Speaking at the headquarters of the U.S.-led NATO Western military alliance in Belgium, U.S. Secretary of State Antony Blinken said he would discuss with European partners concerns the administration had regarding China, "including those related to trade, investment, human rights."

U.S. House Speaker Nancy Pelosi also cheered on the U.S. and allied sanctions over Xinjiang, calling the move "a strong and resounding step to hold China accountable for its barbaric atrocities against the Uyghur people."

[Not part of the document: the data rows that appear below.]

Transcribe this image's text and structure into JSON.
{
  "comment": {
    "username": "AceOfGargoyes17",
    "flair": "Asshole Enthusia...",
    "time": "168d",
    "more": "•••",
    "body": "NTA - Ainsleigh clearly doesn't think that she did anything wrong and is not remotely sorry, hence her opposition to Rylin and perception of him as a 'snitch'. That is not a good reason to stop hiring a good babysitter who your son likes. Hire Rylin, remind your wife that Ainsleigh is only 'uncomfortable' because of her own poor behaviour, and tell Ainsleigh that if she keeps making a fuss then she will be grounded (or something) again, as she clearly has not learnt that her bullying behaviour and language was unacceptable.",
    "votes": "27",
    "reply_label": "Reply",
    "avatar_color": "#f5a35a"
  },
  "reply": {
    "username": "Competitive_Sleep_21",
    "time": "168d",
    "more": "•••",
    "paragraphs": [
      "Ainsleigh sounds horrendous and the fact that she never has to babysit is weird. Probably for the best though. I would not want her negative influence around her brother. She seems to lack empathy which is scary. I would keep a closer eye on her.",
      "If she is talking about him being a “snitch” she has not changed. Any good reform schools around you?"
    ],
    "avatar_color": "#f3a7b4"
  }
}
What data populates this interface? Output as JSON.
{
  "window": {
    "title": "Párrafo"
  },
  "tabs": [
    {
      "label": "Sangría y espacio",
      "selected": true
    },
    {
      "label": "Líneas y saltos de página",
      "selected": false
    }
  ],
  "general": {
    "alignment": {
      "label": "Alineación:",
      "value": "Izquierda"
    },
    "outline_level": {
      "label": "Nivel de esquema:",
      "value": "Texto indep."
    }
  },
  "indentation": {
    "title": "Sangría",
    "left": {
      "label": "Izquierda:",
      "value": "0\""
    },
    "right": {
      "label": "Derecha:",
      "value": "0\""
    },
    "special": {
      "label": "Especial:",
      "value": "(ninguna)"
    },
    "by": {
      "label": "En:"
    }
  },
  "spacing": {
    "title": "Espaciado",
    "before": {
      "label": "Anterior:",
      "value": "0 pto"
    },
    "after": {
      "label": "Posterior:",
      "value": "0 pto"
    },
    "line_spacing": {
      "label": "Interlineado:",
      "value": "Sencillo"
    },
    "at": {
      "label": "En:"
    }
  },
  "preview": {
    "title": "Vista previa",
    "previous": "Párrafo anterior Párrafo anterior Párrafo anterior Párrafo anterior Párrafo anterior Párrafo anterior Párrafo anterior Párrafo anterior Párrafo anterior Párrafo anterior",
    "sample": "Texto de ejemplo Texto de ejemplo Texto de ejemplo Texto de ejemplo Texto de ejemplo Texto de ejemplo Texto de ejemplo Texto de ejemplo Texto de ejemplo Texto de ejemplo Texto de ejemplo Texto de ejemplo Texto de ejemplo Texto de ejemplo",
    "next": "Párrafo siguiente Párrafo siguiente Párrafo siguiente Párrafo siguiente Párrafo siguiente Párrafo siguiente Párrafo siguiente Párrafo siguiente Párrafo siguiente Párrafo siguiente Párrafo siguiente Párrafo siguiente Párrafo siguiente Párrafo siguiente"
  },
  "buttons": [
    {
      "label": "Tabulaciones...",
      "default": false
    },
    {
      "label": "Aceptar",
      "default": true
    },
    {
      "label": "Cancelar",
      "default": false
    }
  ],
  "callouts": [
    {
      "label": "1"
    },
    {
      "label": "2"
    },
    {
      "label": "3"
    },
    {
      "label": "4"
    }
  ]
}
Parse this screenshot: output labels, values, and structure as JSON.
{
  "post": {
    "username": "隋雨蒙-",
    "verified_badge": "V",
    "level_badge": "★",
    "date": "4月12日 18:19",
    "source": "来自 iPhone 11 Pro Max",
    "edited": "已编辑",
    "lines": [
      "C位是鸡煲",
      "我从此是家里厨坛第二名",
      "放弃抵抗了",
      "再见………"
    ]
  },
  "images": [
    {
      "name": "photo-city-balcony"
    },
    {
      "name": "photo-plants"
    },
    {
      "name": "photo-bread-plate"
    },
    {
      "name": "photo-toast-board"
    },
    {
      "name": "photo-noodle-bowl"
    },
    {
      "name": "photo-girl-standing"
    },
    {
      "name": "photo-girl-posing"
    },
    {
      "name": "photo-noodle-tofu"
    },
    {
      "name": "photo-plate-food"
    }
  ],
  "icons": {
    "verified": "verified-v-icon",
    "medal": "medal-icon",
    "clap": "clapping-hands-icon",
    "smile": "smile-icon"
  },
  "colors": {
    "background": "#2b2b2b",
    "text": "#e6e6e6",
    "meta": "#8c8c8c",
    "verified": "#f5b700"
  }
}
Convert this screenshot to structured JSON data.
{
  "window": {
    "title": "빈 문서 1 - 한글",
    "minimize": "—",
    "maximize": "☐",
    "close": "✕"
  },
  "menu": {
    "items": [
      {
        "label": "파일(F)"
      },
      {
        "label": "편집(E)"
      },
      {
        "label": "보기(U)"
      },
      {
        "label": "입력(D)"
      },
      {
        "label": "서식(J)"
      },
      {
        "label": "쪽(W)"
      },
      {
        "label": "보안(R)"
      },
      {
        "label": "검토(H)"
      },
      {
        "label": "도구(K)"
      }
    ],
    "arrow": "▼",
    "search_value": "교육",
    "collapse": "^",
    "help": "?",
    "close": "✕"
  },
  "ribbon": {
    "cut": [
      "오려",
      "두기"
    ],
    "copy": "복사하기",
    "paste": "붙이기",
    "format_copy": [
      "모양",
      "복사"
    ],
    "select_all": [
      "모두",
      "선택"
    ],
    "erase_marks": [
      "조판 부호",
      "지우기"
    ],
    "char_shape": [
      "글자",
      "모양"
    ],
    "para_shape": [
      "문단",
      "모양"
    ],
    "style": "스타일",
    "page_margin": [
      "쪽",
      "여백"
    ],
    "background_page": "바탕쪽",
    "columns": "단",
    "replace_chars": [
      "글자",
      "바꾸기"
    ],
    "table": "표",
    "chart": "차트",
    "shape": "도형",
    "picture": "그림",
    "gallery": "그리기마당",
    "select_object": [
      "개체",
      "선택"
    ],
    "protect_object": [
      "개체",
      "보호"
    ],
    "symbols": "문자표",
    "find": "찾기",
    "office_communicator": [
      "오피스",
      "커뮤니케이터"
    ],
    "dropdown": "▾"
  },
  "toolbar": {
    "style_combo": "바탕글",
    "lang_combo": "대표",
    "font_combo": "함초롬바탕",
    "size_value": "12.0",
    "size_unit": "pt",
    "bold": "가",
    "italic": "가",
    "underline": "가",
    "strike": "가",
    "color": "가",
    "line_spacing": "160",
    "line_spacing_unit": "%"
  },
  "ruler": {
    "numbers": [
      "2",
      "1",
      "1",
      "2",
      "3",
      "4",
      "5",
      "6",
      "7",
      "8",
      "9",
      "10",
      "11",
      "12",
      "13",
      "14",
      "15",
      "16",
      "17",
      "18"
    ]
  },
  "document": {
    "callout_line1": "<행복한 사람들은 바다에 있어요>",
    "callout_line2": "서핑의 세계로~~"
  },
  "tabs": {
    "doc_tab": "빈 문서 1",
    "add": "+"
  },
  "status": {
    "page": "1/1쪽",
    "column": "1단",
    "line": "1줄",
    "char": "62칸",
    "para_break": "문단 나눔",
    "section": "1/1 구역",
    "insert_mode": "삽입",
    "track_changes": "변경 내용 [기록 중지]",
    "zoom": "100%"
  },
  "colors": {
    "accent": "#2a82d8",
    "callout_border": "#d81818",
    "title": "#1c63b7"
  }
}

"America, together with our allies, will continue to hold Beijing accountable for its campaign of human rights abuses, including those targeting the Tibetan people, people of Hong Kong and journalists, human rights lawyers and advocates on the mainland," the senior Democrat said in a statement. "If America does not speak out for human rights in China because of commercial issues, we lose all moral authority to speak out for human rights in any place in the world."

But in Beijing, Chinese Foreign Ministry spokesperson Hua Chunying questioned whether Washington even had such an authority.

Referencing the two recent mass shooting incidents of 2021, she said "the frequent occurrence of such racial discrimination and violent crime proves from one aspect that the United States has serious problems in protecting the human rights and safety of its people."

"Shouldn't these congressmen and politicians elected by the American people really do something for their people?" Hua asked. "The first thing they should do is to make sure that people like George Floyd breathe freely, that Asian-Americans are free from the nightmare of discrimination and hate crimes and will no longer live in fear, that the tragedy of more than half a million Americans dying from this epidemic is put to an end, and that all Americans have the rights to life and health."